Abate: “Peccato, ci eravamo fatti la bocca ma il pareggio è giusto”

Abate: “Peccato, ci eravamo fatti la bocca ma il pareggio è giusto”

Le dichiarazioni del tecnico dei campani dopo la partita disputata contro il Catanzaro di mister Alberto Aquilani. A parlare anche Polcino che rimette il suo mandato

Abate: “Abbiamo dato tutto, gettando il cuore oltre l’ostacolo”

Ignazio Abate, foto d’archivio

Ci ha provato soprattutto nel finale la sua Juve Stabia, dopo essere passata in vantaggio e – forse – tirato troppo presto i remi in barca. Ignazio Abate è intervenuto in sala stampa per spiegare la sua disamina al termine della contesa con i giallorossi. “Giocare in uno stadio del genere è il dodicesimo uomo in campo, ringrazio i tifosi per la vicinanza e credo che la squadra abbia dato tutto gettando il cuore oltre l’ostacolo – afferma – Abbiamo giocato contro una squadra forte, di qualità, con un grande approccio. Poi è uscito il Catanzaro. Nella ripresa siamo stati migliori e poi c’è stata la beffa finale ma credo che il pareggio sia anche giusto. Peccato, ci eravamo fatti la bocca: al di là della classifica, sarebbe stato bello regalare la vittoria per il momento. Dobbiamo andare avanti e pensare alla prossima per continuare a sognare”. 

Sulle occasioni mancate e il piano gara: “Ne abbiamo avute di clamorose, anche quella di Maistro al 93′. Nel secondo tempo cercavamo di gestirla ma dopo volevamo forzare con le verticali, invece di essere golosi dovevamo gestire diversamente. Il Catanzaro ha grandi giocatori di qualità nel possesso, a differenza nostra che abbiamo elementi da “box to box”. Non abbiamo sfruttato del tutto le nostre caratteristiche.
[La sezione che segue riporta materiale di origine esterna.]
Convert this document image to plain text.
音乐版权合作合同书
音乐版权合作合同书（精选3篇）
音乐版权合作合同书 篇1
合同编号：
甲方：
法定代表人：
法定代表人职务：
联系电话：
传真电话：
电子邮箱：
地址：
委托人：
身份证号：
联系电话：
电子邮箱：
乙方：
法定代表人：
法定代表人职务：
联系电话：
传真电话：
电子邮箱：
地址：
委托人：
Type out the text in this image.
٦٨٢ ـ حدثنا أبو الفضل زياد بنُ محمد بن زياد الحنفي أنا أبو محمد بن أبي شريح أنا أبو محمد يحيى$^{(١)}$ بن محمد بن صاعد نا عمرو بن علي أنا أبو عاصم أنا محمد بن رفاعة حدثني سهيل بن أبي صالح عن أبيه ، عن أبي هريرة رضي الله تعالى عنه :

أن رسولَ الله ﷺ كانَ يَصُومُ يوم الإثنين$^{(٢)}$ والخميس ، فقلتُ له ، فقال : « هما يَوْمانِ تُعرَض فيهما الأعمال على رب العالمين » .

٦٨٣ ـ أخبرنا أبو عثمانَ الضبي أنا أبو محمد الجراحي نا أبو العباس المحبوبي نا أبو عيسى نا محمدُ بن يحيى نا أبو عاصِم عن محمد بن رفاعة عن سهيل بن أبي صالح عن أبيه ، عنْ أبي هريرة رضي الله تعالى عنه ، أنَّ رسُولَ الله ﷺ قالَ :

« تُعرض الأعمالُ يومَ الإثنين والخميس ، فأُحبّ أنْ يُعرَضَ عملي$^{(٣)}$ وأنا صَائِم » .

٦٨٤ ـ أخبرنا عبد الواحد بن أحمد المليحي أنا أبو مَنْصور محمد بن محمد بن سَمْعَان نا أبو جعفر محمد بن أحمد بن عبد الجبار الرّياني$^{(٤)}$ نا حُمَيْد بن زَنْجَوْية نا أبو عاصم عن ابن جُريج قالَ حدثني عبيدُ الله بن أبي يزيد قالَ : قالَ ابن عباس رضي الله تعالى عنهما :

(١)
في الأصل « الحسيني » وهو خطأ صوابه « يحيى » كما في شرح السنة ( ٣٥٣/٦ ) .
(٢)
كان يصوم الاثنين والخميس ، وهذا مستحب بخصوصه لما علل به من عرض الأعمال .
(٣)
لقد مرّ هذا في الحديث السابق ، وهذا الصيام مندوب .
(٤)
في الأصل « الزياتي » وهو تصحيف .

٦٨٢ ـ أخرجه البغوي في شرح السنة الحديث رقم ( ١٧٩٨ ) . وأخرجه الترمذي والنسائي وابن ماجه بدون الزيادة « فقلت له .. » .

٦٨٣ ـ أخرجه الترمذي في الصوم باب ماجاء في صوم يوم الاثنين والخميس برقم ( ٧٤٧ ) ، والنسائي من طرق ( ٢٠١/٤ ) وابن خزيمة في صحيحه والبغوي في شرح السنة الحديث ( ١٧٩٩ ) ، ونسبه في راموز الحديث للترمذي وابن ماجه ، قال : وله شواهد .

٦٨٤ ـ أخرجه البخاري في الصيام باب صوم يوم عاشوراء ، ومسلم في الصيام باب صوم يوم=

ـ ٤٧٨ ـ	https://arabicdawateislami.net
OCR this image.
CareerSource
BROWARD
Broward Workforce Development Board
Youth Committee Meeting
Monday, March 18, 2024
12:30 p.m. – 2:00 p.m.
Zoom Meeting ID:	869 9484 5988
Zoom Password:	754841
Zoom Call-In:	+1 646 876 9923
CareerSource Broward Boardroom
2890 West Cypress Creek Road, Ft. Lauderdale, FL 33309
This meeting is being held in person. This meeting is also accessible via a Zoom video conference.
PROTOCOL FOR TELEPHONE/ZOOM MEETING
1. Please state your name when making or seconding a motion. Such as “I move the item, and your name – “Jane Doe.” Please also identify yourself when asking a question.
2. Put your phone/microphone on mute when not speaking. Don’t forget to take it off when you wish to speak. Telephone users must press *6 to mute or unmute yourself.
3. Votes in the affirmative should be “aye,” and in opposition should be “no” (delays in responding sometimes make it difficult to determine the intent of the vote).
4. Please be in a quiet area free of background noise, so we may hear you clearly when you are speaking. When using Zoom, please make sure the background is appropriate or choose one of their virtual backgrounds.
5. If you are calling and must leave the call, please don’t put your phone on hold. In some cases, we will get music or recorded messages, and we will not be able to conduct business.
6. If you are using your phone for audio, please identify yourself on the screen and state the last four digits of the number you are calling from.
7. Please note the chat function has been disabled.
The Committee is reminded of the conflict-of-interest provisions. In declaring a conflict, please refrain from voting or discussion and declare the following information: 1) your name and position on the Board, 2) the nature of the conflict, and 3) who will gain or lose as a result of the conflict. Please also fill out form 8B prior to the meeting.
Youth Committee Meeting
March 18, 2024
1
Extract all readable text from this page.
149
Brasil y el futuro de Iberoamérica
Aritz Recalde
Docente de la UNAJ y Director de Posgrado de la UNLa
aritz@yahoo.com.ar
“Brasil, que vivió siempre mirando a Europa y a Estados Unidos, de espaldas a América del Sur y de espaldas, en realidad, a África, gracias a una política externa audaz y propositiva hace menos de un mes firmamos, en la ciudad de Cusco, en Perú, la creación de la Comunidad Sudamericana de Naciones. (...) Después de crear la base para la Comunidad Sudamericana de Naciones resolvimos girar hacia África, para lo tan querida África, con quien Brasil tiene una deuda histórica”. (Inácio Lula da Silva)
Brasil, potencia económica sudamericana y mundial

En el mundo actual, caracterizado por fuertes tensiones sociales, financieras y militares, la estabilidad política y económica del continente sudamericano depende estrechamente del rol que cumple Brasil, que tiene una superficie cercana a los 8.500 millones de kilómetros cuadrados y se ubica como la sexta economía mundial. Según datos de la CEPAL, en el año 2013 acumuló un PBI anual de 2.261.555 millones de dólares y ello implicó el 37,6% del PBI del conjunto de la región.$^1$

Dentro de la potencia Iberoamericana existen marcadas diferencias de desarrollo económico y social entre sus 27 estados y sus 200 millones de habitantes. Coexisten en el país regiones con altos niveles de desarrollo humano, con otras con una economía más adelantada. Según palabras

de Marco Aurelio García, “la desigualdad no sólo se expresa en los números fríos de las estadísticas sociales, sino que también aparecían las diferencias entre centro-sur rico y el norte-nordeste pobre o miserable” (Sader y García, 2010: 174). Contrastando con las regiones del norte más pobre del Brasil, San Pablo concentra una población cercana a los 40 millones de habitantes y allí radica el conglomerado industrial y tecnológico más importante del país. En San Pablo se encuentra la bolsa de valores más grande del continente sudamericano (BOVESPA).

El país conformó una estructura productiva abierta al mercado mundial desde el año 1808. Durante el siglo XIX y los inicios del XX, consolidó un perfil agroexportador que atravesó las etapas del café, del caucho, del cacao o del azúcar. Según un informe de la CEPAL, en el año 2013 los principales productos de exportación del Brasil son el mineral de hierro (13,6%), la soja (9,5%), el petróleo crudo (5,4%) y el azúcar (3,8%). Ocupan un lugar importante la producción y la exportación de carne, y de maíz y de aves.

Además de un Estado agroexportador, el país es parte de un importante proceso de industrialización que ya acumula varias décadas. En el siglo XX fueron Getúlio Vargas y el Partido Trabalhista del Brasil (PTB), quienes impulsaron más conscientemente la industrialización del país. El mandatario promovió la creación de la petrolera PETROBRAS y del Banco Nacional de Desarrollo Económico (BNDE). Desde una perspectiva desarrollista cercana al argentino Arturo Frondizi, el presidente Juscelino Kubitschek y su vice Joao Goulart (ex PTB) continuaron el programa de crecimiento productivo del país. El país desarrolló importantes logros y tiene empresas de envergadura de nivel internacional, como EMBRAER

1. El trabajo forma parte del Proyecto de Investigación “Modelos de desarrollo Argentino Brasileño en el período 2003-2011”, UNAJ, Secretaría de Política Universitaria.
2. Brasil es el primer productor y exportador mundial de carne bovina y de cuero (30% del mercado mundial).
Ripeto, credo che il risultato sia giusto”. 

Polcino rimette il mandato

In sala stampa è intervenuto anche il presidente esecutivo del Cda Filippo Polcino. Inevitabile il riferimento alla delicata vicenda societaria e l’annuncio delle dimissioni. “Ho ritenuto opportuno parlare oggi in conferenza stampa per quello che ho letto e visto in questi giorni. Sono stanco della situazione di continua emergenza che ho dovuto supportare e sostenere senza essere vittima. Devo ringraziare gli amministratori giudiziari che se non ci fossero stati loro credo che la Juve Stabia sarebbe già sparita. Non posso fare altro che rimettere il mio mandato: credo che siano stati sbagliati i modi e le forme, la nuova proprietà avrebbe dovuto presentare le idee e i progetti. Per il momento continuerò a difendere la Juve Stabia e il popolo stabiese ma questa società non mi rappresenta e così viceversa. Ritengo che sia un atto doveroso”.